Description
Please make sure that this is a bug. As per our GitHub Policy, we only address code/doc bugs, performance issues, feature requests and build/installation issues on GitHub. tag:bug_template
System information
- Have I written custom code (as opposed to using a stock example script provided in TensorFlow):
- OS Platform and Distribution (e.g., Linux Ubuntu 16.04 x86_64): Linux x86_64 in a Docker cointainer
- TensorFlow installed from (source or binary):
- TensorFlow version (use command below): 1.0.0-RC.2
- Java version (i.e., the output of
java -version
): openjdk version "21.0.4" - Java command line flags (e.g., GC parameters):
- Python version (if transferring a model trained in Python): 3.9
- Bazel version (if compiling from source):
- GCC/Compiler version (if compiling from source):
- CUDA/cuDNN version:
- GPU model and memory:
Describe the current behavior
I am using TensorFlow in a Spring Boot application, which exposes an endpoint for NER processing. The TensorFlow model is trained in Python and loaded into the Java application for inference.

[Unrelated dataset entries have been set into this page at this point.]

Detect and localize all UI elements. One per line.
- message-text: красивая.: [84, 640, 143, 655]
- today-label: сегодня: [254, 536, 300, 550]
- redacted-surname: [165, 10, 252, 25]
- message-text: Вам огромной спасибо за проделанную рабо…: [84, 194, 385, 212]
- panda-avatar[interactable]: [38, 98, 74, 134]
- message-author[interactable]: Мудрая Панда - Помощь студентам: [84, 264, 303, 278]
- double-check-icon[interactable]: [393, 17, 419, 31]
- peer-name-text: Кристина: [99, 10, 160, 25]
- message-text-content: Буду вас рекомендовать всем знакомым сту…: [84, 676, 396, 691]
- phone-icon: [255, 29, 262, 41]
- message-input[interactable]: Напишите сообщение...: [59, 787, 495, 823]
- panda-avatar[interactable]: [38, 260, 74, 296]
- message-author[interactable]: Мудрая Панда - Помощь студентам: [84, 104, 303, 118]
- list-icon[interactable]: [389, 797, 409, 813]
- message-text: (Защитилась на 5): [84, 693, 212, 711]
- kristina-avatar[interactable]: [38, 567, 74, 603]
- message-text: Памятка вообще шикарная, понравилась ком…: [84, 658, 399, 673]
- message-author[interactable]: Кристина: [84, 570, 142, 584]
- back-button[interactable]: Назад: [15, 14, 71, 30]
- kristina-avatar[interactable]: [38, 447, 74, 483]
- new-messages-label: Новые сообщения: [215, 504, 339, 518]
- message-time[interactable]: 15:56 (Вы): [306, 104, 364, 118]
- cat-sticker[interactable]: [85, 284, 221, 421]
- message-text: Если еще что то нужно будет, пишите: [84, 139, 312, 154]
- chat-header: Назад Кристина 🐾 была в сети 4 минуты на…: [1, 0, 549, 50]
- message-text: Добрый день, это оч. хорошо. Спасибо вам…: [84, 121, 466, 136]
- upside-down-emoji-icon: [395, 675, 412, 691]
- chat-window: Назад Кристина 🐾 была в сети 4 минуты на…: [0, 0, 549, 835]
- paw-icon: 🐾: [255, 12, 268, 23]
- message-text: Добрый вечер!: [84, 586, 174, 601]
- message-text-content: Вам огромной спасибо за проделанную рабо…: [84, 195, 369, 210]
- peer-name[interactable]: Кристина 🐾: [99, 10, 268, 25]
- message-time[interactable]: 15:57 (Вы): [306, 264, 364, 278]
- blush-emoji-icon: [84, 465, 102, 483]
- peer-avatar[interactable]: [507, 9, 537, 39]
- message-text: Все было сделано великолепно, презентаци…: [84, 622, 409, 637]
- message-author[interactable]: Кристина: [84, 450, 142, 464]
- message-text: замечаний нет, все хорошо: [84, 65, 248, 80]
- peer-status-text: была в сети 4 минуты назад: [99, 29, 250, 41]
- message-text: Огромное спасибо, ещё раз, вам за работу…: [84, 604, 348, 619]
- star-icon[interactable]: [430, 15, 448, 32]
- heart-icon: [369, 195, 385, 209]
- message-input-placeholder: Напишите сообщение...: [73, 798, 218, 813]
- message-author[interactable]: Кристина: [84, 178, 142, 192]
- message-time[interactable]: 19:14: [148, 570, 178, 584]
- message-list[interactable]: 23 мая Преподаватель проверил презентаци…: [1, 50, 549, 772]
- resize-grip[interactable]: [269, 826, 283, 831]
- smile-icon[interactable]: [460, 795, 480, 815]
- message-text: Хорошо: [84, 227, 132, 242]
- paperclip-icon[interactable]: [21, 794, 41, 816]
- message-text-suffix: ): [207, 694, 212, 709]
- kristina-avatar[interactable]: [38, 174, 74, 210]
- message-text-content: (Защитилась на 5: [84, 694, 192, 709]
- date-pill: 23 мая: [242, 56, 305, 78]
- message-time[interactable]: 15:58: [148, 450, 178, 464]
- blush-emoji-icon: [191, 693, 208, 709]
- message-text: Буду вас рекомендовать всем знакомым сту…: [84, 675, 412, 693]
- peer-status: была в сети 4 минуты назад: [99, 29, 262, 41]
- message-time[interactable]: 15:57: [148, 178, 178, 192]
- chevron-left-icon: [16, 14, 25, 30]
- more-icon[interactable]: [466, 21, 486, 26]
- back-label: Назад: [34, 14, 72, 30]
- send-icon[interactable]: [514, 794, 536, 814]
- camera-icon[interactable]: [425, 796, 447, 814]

To optimize performance, I initialize the TensorFlow session once during application startup using a @PostConstruct method and store it in a private field:
private Session session;
@PostConstruct
private void initialize() throws IOException {
byte[] bytes = Files.readAllBytes(Paths.get("/path/to/model/"));
Graph graph = new Graph();
graph.importGraphDef(GraphDef.parseFrom(bytes), "PREFIX");
session = new Session(graph);
}
The session is reused in a public method for running predictions:
public Result predict(String input) {
try (Tensor textTensor = Tensor.of(TINT32.class, ...);
Result result = session.runner()
.feed("otherOperationName", textTensor)
.fetch("operationName")
.run()) {
// Process the result here
}
}
During performance testing, I monitored the heap memory and found no significant issues. However, when the application runs in a Docker container, it crashes after a while, regardless of the memory allocated to the container (even with 120GB of memory). The following warning appears in the logs before the crash:
W external/local_tsl//framework/cpu_allocator_impl.cc:83] Allocation of 34891293 exceeds 10% of free system memory.
Is it possible that the memory leak is caused by the session being stored in a private field and never explicitly closed, even though all tensors and intermediate results are properly managed (closed) in the predict method?
Describe the expected behavior
The application should not exhibit memory leaks or crashes when deployed in a Docker container, regardless of memory allocation.